„Egzuwium” to pierwszy pełnowymiarowy album słupskiego artysty występującego jako Versus M.. To mieszanka eksperymentalnej elektroniki z wyraźnymi odniesieniami industrialnymi. Więcej dowiecie się z naszej recenzji tego wydarzenia.
Recenzja płyty „Egzuwium” – Versus M. (2022)

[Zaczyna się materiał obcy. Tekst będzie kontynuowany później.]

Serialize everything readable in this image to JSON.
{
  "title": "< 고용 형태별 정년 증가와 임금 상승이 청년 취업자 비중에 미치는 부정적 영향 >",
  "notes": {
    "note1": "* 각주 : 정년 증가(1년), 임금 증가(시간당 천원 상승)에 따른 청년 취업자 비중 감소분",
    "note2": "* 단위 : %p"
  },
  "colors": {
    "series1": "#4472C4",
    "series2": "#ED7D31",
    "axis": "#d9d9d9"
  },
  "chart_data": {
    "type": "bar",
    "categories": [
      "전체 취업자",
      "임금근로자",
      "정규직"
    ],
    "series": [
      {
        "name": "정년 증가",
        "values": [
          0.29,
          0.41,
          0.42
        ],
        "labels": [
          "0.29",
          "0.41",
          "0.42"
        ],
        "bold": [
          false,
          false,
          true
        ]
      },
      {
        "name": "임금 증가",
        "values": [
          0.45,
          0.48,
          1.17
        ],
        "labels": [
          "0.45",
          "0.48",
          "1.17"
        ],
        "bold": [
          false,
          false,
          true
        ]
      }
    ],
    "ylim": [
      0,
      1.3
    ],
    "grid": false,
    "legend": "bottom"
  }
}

Versus M., to eksperymentalny projekt Michała Węgrzyna, który wciąż poszukuje w muzyce nowych rozwiązań, czego najlepszym przykładem jest jego pierwszy pełnowymiarowy album „Egzuwium” (po wcześniej wydanych 10 EPkach!). Artysta za każdym razem stara się stworzyć własny język wypowiedzi artystycznej, odcinając się w ten sposób od tego, co obecnie modne w podobnych gatunkach muzyki elektronicznej lub alternatywnej. I jak się okazuje jego eksploatowanie wytrawnych brzmień przynosi niezwykle ciekawe efekty.

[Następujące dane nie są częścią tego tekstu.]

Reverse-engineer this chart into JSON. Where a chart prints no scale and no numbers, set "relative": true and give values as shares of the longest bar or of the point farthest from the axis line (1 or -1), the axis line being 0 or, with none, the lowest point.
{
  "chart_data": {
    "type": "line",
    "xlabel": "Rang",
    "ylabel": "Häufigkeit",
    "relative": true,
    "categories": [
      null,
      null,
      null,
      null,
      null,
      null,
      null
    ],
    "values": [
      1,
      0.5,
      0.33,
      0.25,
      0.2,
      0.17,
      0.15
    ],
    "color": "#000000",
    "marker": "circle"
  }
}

Egzuwium to zewnętrzna część powłoki ciała zwierząt zrzucana przy linieniu. W jaki więc sposób przenieść tytuł płyty do muzyki, którą tworzy Versus M.? Można rozumieć to na kilka sposobów, odnosząc samo znaczenie do twórczości artysty, który powraca z projektem hermetycznym, ale niemającym bezpośrednich nawiązań do wcześniejszych mini albumów. W jego dokonaniach czuć nieustanny progres, choć nowe kompozycje ściślej łączą się z historycznymi eksperymentami prekursorów elektroniki. Sam muzyk przywołuje nazwisko Eugeniusza Rudnika – inżyniera dźwięku i pioniera muzyki elektroakustycznej w Polsce (warto poczytać więcej na temat jego działań).
Jest w kompozycjach Versusa M. coś niezwykle ciekawego – właściwie można powiedzieć, że każda z nich bazuje na surowej strukturze pojedynczych dźwięków. Artysta nadaje im oszczędną, nieco zmechanizowaną formę, kształtując w ten sposób muzykę, wymykającą się typowej melodyce. Poszczególne ślady, które wydawać się mogą znajome, przybierają zaskakujący wygląd, co również można odnieść do tytułu płyty (pozbycie się trywialnych naleciałości).
Te utwory, to jakby matematyczny układ różnych dźwięków, na końcu tworzących niezwyczajne kombinacje foniczne. Właściwie artysta dokonuje pewnej dekonstrukcji brzmień, za którymi kryją się mniej linearne motywy muzyczne, zbliżające się w okolice awangardowego industrialu („Śluza„). Artysta nie opiera się na typowych założeniach względem wspomnianej linii melodycznej, choć taka też się tutaj pojawia. Znajdziemy nawet elementy bardziej przejrzyste, ujmujące głębokim klimatem („Drzewo smoczej krwi„). Owszem, eksperymentalna forma bywa czasem dysfunkcyjna, ale taka „niedoskonałość” stanowi istotę poszczególnych kompozycji („Mechanizmy„). Znów industrialny charakter nakreśla jedynie muzyczne współrzędne, nie stając się w ten sposób nadmiernie zintensyfikowaną zasadą na tym albumie („Wybrzeże szkieletowe„).
Ciekawostką jest, że całość powstała przy użyciu wyłącznie fizycznego sprzętu, co w dzisiejszych czasach samo w sobie stanowi wyzwanie. Dzięki temu, bez podkoloryzowania całości komputerowym syntetyzmem, Versus M. zbudował projekt niezwykle oryginalny, oparty na materii, która nie jest łatwa do przekształcenia w interesujące ilustracje muzyczne. Muzyk stworzył więc własną konsolidację dźwięków, będącą czymś więcej niż tylko muzyką tła, przeistaczając poszczególne kompozycje w niełatwy do rozszyfrowania system nieoczywistych brzmień. Może czasem zbyt trudny, choć przy odpowiednim skupieniu i zaangażowaniu jesteśmy w stanie rozgryźć tak konstruktywnie określoną wizję artystyczną.